Doe permaneció tendido de bruces, tal como le habían ordenado, pero Mills no estaba dispuesto a correr ningún riesgo y se situó a horcajadas sobre aquel hijo de puta, apuntándole al centro de la nuca.

—¡Separa las piernas y pon las manos en la nuca!

Doe obedeció sin titubear.

—¡Y ahora no te muevas! —gritó Mills—. ¡No te muevas ni un puto milímetro!

Varios policías rodearon el cuerpo tumbado de Doe.

Uno de ellos lo esposó.
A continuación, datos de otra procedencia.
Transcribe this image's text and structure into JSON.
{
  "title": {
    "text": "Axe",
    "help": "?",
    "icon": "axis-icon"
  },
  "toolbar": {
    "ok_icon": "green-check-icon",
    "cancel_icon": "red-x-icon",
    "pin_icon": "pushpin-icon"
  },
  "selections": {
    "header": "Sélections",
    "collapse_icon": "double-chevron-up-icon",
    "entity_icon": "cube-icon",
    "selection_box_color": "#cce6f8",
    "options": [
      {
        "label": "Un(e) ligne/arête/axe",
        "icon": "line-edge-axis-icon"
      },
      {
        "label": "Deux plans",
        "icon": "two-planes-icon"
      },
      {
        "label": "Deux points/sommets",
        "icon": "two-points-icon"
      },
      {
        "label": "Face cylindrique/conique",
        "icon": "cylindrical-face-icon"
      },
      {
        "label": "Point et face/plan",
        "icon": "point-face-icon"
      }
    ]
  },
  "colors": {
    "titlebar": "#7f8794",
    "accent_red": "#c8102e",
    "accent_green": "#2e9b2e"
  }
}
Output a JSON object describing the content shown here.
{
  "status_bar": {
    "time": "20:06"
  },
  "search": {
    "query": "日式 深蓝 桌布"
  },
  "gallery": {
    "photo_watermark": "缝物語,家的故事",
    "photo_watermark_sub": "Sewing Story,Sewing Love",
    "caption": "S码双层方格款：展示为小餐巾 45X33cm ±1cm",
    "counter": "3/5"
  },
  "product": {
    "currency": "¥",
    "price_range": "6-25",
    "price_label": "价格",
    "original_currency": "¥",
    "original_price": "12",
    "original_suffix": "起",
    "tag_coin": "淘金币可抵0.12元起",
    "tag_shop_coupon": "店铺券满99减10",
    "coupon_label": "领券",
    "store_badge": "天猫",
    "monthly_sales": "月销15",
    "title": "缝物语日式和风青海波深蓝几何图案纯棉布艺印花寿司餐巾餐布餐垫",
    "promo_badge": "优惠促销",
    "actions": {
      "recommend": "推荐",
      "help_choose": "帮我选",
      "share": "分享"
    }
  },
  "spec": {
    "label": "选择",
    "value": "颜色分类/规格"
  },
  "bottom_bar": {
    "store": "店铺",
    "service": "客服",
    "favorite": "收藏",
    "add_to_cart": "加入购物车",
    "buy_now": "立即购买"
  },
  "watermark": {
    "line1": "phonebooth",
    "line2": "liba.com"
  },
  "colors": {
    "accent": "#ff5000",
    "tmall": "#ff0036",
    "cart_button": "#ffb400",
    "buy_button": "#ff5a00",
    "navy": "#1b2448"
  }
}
Otros dos empezaron a cachearlo.

Somerset se abrió paso entre los agentes y se agachó, apoyándose sobre una rodilla.

—No puedo creerlo —murmuró.

Observó las manos esposadas de Doe, entrelazadas en la parte baja de la espalda.

Todos los dedos ensangrentados estaban envueltos en varias capas de tiritas.

John Doe volvió la cabeza y le dedicó una sonrisa a Somerset.

—Hola.

—¡Cierra el pico! —gritó California.

Se apoyó en el revólver y aplastó la cara de Doe contra el suelo, torciéndole las gafas.

—Levántenlo y léanle sus derechos —ordenó Somerset.

Dos policías uniformados alzaron a Doe por las axilas, y California empezó a leerle sus derechos en voz alta y clara, a pocos centímetros de su rostro.

—Tiene derecho a permanecer en silencio. Tiene derecho a…

—Pero ¿qué es esto? No lo entiendo —susurró Mills a Somerset.

Somerset se limitó a menear la cabeza.

Cuando California terminó de leerle sus derechos, John Doe volvió a mirar a Mills.

—Quiero hablar con mi abogado —dijo.

Capítulo 22

Tres cuartos de hora más tarde, Somerset miraba fijamente una de las salas de interrogatorios de la comisaría a través del espejo de una cara. Dentro, John Doe estaba esposado a una mesa fija en el suelo y recorría la estancia con una mirada tranquila, sentado como si esperara el autobús.